Access Management is a term used by transportation professionals for coordination between roadway design and land use to improve transportation. It involves changing land use planning and roadway design practices to limit the number of driveways and intersections on arterials and highways, constructing medians to control turning movements, encouraging clustered development, and creating more pedestrian-oriented street designs. This reduces “friction” along the roadway, which tends to increase traffic speeds, reduce congestion delays and reduce crashes.

 

 

Parking Management and Pricing

Parking Management and Parking Pricing are effective ways to reduce automobile travel, and tend to be particularly effective in urban areas where congestion problems are greatest. Driving and parking are virtually perfect complements: you need a parking space at virtually every destination (except when driving a vehicle on its final trip to a dismantling facility or to be teleported into space). In particular, since most urban-peak highway trips are for commuting, employee parking pricing can have a similar effect as a road toll. Analysis by Roth (2004) indicates that more efficient pricing of on-street parking would make urban driving more expensive but more efficient, due to lower levels of traffic congestion and the relative ease in finding a parking space near destinations, as well as providing new revenues. He theorizes that over the long-term this can benefit urban areas overall.

 

Pricing Impacts on Traffic Congestion

When traffic volumes approach a road’s maximum capacity, a reduction in demand tends to cause proportionally larger reductions in congestion delays. As a result, TDM strategies that reduce a relatively small percentage of urban-peak vehicle travel can provide significant mobility improvement. For example, one comprehensive traffic modeling study (Harvey and Deakin, 1996) predicted that in Southern California:

·       A 10¢ per vehicle-mile congestion fee would reduce VMT 2.3% and congestion delay 22.5% (a ratio of 9.8).
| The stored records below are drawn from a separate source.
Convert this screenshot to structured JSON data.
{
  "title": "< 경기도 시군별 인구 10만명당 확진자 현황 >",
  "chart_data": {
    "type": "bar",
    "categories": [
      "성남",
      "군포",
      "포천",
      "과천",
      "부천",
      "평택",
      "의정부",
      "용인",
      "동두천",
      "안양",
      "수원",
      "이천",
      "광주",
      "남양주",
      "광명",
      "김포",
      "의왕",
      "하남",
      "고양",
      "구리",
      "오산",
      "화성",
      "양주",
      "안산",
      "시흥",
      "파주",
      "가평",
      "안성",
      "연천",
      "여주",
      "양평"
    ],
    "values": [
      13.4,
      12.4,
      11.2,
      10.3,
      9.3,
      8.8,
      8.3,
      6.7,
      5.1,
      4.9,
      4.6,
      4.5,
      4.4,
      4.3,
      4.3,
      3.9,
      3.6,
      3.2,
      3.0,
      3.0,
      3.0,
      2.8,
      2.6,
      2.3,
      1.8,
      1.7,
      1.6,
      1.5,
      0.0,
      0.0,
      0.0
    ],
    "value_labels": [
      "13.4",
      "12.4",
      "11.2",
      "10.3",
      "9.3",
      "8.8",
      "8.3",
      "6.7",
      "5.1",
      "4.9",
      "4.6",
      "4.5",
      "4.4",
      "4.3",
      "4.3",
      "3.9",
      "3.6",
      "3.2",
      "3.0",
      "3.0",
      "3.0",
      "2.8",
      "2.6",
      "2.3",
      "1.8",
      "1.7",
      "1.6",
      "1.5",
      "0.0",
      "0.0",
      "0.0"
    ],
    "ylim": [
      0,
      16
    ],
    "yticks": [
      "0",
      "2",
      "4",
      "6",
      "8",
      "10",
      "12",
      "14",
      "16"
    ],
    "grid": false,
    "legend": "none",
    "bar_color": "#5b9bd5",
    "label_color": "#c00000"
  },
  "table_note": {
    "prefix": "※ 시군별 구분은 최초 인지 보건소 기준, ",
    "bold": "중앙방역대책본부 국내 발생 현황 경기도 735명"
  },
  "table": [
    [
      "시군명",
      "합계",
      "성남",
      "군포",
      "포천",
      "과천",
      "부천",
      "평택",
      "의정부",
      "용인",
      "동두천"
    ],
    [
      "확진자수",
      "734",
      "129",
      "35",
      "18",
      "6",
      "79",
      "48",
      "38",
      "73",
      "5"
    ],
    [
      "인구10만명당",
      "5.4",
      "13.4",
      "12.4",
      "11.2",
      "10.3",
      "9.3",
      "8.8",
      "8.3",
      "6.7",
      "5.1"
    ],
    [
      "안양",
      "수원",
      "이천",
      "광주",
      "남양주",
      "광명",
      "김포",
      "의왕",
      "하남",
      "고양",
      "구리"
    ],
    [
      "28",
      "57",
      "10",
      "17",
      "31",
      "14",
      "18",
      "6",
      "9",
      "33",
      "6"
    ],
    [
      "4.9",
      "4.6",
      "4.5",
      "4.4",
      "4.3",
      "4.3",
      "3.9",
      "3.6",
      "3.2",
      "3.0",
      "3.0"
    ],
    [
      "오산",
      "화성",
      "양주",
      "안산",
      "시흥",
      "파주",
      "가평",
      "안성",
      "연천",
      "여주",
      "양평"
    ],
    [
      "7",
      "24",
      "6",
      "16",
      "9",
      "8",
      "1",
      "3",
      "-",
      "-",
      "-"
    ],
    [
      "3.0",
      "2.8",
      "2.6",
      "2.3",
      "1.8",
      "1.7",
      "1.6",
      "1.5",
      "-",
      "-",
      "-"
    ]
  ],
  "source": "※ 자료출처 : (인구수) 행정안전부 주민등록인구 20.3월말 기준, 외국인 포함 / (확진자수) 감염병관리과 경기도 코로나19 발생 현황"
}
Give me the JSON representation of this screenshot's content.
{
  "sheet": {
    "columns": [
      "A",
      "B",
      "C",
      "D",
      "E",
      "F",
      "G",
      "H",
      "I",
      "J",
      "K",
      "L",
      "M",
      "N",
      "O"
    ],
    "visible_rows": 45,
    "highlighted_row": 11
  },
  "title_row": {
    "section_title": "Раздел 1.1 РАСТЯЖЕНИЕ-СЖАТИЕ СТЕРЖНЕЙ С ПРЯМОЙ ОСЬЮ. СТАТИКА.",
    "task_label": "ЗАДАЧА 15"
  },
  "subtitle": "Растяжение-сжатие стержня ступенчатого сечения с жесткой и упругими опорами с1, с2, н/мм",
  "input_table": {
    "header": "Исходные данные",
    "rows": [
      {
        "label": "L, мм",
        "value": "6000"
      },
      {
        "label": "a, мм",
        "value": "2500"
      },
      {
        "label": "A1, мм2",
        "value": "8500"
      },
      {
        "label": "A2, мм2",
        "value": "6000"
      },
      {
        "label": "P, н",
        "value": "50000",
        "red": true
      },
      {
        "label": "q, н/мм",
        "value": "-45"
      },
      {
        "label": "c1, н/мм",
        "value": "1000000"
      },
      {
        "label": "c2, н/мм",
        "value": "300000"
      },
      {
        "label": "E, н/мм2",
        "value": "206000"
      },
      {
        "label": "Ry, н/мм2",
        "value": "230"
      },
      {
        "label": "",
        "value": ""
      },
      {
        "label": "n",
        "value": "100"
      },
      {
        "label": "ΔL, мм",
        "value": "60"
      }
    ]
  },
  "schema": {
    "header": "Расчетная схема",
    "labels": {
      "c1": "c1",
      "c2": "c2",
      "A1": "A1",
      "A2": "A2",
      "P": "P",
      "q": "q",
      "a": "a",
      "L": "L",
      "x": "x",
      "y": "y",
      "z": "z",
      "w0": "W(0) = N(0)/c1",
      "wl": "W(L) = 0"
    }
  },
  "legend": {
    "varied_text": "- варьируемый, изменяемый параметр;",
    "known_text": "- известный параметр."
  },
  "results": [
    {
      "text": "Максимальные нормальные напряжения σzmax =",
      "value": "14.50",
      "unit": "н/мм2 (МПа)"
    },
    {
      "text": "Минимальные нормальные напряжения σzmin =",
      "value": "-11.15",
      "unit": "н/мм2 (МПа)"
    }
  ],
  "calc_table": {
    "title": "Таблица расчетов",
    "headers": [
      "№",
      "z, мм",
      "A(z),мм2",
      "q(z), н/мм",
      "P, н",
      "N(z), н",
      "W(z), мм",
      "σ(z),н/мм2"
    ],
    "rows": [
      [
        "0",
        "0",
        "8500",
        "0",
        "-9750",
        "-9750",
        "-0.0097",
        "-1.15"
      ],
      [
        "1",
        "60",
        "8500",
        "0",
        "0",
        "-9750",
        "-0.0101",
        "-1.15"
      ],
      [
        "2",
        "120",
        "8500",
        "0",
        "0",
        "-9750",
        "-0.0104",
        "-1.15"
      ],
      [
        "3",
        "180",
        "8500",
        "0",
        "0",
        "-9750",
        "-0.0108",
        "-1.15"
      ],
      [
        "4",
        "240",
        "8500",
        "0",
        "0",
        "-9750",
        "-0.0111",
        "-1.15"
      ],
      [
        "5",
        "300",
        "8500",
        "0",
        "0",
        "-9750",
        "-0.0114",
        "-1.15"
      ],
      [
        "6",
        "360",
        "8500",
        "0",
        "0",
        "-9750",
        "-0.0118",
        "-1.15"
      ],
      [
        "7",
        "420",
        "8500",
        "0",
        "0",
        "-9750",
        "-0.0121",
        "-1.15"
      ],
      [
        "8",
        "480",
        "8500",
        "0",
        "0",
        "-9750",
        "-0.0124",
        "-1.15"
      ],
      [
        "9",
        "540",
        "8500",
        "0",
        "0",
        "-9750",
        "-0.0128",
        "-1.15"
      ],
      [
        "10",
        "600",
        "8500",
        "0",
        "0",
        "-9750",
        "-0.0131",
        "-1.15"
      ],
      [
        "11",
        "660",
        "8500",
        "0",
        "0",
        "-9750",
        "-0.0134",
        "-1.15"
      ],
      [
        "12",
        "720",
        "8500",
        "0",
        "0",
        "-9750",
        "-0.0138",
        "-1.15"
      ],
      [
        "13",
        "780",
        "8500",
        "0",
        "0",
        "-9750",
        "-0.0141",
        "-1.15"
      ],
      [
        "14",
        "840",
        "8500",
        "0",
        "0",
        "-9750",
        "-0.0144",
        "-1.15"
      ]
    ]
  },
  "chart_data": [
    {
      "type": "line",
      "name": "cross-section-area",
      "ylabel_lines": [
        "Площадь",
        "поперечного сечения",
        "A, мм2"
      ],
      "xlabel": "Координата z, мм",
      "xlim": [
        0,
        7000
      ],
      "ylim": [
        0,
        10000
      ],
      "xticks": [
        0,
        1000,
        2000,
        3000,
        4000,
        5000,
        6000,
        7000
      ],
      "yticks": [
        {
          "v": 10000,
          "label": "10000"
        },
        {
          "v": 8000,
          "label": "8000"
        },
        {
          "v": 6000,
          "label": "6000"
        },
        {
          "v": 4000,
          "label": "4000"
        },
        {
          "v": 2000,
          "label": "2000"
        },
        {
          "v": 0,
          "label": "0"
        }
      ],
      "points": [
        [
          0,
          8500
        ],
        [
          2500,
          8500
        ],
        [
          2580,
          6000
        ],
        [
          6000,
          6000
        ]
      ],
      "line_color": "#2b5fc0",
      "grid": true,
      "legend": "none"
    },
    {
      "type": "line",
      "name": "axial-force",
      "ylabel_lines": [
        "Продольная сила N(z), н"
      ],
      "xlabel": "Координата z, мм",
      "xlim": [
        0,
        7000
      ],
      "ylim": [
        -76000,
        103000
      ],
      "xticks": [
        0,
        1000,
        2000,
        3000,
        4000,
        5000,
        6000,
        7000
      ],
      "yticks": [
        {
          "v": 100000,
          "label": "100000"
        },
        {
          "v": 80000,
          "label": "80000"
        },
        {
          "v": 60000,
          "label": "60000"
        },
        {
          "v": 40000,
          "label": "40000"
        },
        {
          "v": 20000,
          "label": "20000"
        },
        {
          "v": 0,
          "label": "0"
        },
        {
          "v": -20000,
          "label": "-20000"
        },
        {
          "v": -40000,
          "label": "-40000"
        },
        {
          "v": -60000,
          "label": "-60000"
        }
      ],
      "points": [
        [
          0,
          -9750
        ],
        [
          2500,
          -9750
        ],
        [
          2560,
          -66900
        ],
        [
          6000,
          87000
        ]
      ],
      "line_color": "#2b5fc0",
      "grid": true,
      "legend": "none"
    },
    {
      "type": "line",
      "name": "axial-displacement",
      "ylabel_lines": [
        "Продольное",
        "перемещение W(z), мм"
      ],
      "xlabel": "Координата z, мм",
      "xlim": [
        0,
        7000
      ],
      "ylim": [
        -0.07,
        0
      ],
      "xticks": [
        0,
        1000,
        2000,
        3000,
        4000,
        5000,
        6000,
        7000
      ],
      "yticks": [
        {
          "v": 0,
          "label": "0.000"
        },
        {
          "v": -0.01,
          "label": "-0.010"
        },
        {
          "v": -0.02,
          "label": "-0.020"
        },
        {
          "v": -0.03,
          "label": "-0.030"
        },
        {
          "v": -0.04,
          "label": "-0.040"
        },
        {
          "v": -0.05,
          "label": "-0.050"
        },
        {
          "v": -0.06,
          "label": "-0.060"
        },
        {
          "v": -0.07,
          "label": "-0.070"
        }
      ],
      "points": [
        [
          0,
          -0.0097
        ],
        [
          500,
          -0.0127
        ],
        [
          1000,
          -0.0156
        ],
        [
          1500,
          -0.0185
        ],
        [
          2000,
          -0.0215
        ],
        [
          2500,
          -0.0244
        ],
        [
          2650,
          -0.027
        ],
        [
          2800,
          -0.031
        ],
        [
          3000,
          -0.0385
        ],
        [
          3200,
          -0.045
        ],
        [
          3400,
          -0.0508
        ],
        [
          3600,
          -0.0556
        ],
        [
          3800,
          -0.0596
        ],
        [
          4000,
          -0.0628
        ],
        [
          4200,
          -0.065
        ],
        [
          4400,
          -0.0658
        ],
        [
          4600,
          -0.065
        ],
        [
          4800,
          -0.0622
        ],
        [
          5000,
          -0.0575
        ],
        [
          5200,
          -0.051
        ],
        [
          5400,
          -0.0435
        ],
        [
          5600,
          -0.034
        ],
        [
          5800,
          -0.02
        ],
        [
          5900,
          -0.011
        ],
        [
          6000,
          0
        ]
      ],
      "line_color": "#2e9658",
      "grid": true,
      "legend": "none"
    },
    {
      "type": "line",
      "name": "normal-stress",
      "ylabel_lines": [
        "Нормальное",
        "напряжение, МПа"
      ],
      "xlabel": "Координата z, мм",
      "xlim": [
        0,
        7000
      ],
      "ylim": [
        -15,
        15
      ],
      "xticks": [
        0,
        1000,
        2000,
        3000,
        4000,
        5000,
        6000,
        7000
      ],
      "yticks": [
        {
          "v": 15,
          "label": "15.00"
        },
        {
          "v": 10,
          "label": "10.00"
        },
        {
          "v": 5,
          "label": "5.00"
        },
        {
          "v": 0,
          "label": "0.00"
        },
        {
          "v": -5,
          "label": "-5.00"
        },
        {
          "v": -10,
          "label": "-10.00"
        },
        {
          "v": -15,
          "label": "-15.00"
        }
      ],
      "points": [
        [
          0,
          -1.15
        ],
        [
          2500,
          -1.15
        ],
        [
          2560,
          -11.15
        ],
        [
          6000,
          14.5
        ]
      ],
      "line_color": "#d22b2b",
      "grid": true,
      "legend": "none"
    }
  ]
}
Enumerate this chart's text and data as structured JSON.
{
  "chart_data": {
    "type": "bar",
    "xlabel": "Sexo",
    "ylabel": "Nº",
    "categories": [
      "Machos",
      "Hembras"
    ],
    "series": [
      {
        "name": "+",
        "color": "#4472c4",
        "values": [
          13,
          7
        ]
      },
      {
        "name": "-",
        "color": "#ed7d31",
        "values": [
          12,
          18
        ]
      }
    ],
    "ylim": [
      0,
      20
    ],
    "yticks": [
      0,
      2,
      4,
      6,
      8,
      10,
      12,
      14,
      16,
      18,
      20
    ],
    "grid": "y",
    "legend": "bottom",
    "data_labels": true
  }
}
·       A $3.00 (1991 dollars) per day parking fee would cause a 2.7% reduction in VMT and a 7.5% reduction in congestion delay (a ratio of 2.8).

·       A 2¢ per vehicle-mile VMT fee would reduce VMT 4.4% and congestion delay 9.0% (a ratio of 2.0).

·       A $0.50 fuel tax increase would reduce VMT 4.1%, and congestion delay 6.5% (a ratio of 1.6).

·       A 1¢ per vehicle-mile emission fee would reduce VMT 2.2% and congestion delay 3.0% (a ratio of 1.4).